Decapping Integrated Circuits With Sap

[James] is interested in reverse engineering some integrated circuits. One of the biggest hurdles in this process has always been just getting to the guts of the chip. He used acetone to dissolve the plastic case but had trouble getting through the epoxy blob. Commonly, the epoxy is soaked in nitric acid for a few minutes but [James] didn’t have access to that chemical. Instead he popped into the local music store and picked up some rosin (used to make violin bows sticky enough to grab the strings of the instrument). After boiling down the rock-hard rosin and the chip for 20 minutes, he got a clean and relatively undamaged semiconductor that he can easily peer into.

26 thoughts on “Decapping Integrated Circuits With Sap

  1. To what end, curiousity? Can a chip really be analyzed visually like this, to make any determination as to its function? I would imagine that it can’t help much more than normal creative testing of the existing pins…

  2. Sure if you get good enough magnification you can see the individual transistors, though most of these chips are multi-layer so you have to dissolve through the layer one at a time.

  3. Check the latest hitb slides, there was one about thermo analysisng chips to find out their functions.
    You can do it when the device operates so I guess its how jack bauer steal military secrets from embedded devices and uploads them to CTU :D

  4. Doesn’t look that undamaged but hard to tell w/ low magnification. Nowhere near well equipped enough to start trying anything anyway though so I dunno. Nurdrage (no relation to them, but have used their demos at times) have pretty good instructions for making small amounts of Nitric Acid from OTC only, supposing it’s only unavailable rather then illegal. Needs heavier concentrating, but then it’s not like you need much if you’re just decapping with it.

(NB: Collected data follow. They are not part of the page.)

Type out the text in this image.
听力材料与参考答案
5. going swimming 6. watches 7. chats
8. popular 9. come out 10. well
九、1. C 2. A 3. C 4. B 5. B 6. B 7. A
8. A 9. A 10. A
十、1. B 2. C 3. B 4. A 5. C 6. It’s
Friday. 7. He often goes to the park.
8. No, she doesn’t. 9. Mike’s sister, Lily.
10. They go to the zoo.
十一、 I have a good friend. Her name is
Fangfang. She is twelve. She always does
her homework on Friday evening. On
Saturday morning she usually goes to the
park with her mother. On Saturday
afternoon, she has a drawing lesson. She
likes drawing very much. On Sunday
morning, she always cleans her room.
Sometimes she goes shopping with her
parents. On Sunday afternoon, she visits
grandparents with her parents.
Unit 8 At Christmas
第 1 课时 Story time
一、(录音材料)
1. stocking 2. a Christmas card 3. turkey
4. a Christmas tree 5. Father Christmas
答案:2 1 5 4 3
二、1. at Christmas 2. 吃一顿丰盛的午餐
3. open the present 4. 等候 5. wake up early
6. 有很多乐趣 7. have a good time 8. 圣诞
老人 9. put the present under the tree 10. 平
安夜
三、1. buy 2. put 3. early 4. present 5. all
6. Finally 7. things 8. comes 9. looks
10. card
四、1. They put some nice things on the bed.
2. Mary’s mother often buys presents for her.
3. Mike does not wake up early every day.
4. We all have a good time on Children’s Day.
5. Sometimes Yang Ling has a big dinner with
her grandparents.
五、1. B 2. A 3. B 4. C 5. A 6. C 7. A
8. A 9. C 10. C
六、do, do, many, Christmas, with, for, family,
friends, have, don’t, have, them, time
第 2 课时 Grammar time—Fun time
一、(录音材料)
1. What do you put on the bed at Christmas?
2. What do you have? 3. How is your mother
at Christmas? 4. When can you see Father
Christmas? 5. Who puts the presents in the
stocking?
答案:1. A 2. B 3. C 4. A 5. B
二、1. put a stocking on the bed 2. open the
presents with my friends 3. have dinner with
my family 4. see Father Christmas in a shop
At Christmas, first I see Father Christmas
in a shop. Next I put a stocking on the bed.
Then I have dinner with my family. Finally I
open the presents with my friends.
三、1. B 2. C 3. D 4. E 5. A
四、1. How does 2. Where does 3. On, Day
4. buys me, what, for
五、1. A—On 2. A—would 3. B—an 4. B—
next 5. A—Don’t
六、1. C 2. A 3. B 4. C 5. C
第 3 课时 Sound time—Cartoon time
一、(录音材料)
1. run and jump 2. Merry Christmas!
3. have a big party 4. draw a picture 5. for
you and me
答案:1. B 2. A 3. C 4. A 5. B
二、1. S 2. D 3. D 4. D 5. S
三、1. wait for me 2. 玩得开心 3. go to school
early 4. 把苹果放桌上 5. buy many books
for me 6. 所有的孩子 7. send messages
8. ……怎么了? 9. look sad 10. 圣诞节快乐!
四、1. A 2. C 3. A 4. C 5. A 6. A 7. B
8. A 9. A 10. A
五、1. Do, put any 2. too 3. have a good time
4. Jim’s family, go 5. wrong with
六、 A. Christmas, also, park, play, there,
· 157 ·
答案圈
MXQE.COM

  5. Interesting… I wonder if the ‘oil’ (really a sap-derivative) which they use for dust control on North American gravel roads would work the same way. It comes in 55gal drums at a reasonable price, and I’m sure the local MD could spare a litre or two.

  6. One use for decapping chips is when the chips contain internal ROM, decapping can be used to read it out. If it contains mask ROM, you can decap it and photograph the ROM. In some cases you can decap the chip, disable the protection circuitry and read out the data.

  7. Hmm didn’t realize flux could do that.(that sap is just rosin…it’s been used in solder forever)I wonder if rosin sap is more effective than just using a bottle of rosin flux. Hmm would no clean fluxes work as well?

  8. Pretty sure that the chip doesn’t work (at least properly) after boiling it in rosin at +320 C for 20 minutes. With large geometries could be lucky enough though.

    I think that may be good for failure or topological analysis (like reading a rom) but not for an active attack. But if nothing is going to be lost trying… :)

  9. If a hobbyist in the US wanted to do this with fuming nitric acid where could I find some? I understand the stuff needs to be handled very carefully, with proper safety and ventilation and not disposed of in an unsafe way.

  10. @Jayson
    Where else do people buy pianos and guitars and such?

    Even in my relatively small home town, we had at least 6 or 7 dedicated music shops, not including the 3 Guitar Centers, which is like the sell-out version. Cheap MIDI controllers though.